RVG VV Vorbem. 3 Abs. 3 S. 1, Anm. Abs. 1 Nr. 1 zu Nr. 3104

Leitsatz

  1. Die Voraussetzungen für das Entstehen einer Terminsgebühr nach der Vorbem. 3 Abs. 3 S. 1 VV sind nicht erfüllt, wenn ein Termin in einem Sorgerechtsverfahren ausweislich der richterlichen Verfügung ausschließlich der Anhörung des Kindes diente, ausdrücklich bestimmt worden ist, dass das Kind in Abwesenheit der sonstigen Verfahrensbeteiligten angehört werden soll, und zu diesem Termin lediglich die Kindesmutter geladen worden ist, die dafür Sorge tragen sollte, dass das Kind zum Termin erscheint, und die Verfahrensbevollmächtigten der Mutter lediglich eine Terminsnachricht bekommen haben und trotzdem erscheinen.
  2. In den Familiensachen der freiwilligen Gerichtsbarkeit ist Nr. 3104 Abs. 1 Nr. 1 VV nicht anwendbar, da es keine mündliche Verhandlung, sondern nur Erörterungstermine und auch kein Einverständnis der Beteiligten mit einer schriftlichen Entscheidung gibt. Aufgrund des klaren Wortlautes der Bestimmung kommt auch eine analoge Anwendung auf Erörterungstermine nicht in Betracht.

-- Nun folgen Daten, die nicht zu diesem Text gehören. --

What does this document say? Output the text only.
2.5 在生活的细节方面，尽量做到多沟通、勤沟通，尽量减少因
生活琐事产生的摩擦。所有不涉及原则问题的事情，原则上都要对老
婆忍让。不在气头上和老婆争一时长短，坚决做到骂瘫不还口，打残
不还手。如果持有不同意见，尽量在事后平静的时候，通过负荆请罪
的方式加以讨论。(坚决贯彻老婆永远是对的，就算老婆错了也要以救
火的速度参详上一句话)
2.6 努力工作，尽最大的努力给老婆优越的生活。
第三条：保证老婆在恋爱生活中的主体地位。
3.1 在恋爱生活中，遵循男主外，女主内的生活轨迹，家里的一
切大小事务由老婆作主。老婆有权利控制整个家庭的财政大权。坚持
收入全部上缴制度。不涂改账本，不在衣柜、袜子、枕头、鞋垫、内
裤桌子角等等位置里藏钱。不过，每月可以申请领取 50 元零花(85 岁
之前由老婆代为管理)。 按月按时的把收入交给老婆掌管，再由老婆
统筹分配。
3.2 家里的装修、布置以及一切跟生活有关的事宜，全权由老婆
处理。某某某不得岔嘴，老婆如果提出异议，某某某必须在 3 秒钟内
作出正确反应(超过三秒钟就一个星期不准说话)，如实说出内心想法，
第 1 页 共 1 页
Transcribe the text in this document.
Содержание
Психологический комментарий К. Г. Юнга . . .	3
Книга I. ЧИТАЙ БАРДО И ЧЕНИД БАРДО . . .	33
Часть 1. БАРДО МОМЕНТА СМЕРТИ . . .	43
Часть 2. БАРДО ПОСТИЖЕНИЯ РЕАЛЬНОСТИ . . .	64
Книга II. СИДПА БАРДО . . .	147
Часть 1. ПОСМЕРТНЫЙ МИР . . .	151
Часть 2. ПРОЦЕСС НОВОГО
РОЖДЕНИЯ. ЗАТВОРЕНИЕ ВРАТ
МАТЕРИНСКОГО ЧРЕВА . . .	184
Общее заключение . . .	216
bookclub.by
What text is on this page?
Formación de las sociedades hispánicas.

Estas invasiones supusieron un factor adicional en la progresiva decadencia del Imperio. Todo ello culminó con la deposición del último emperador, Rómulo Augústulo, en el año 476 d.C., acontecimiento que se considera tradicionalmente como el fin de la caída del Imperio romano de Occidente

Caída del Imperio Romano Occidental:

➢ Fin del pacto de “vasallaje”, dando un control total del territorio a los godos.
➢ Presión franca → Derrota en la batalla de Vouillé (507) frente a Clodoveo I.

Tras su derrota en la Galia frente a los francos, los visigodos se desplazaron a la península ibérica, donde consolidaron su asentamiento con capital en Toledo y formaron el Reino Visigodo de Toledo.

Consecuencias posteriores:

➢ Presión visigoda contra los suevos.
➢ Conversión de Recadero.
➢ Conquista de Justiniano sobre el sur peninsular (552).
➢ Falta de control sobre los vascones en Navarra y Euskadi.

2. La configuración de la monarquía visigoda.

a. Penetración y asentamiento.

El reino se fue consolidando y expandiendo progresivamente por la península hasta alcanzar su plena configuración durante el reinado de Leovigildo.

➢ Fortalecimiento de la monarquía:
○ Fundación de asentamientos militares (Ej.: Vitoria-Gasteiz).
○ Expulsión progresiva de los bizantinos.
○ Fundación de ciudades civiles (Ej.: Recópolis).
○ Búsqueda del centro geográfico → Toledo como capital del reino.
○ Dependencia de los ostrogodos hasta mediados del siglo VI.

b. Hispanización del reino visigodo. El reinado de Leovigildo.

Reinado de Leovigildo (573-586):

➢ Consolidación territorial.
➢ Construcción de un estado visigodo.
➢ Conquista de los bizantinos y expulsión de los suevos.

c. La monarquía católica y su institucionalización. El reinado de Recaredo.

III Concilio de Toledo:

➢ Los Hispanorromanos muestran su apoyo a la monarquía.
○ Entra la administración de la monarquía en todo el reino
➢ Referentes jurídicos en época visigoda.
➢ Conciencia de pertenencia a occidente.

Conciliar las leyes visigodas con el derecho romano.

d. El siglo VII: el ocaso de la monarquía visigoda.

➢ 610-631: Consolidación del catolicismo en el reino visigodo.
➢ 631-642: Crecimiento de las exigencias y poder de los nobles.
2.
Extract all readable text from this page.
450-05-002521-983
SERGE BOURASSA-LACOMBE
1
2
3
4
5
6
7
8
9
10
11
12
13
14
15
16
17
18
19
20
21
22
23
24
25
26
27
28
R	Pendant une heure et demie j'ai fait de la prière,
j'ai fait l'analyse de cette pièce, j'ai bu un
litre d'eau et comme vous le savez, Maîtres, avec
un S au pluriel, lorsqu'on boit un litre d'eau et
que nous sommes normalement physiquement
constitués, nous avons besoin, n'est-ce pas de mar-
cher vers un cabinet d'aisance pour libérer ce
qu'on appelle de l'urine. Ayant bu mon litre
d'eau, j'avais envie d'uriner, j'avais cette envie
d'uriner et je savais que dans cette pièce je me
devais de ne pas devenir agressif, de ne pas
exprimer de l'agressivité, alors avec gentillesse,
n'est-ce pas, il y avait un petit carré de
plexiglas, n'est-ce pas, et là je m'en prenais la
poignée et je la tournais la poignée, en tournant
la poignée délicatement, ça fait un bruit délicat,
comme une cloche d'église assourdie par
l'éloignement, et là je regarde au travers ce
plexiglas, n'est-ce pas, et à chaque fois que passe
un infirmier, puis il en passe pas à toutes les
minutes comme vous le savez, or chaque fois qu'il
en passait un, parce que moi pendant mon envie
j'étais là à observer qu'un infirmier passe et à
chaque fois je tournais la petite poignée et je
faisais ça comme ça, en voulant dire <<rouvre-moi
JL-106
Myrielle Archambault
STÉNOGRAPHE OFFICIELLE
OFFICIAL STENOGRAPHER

OLG Hamm, Beschl. v. 11.7.2017 – II-6 WF 137/17

1 Sachverhalt

Die Beteiligten hatten die Antragstellerin des Ausgangsverfahrens in einem Sorgeverfahren vertreten. Durch Beschluss des FamG ist der Antragstellerin unter Beiordnung der Beteiligten Verfahrenskostenhilfe bewilligt worden.

Durch Verfügung des Gerichts ist auf den 21.10.2014 ein Termin zur Anhörung des Kindes B anberaumt worden. Die Antragstellerin ist gebeten worden, dafür zu sorgen, dass das Kind zum Termin erscheint. Die jeweiligen Verfahrensbevollmächtigten der Kindeseltern haben eine Terminsnachricht erhalten.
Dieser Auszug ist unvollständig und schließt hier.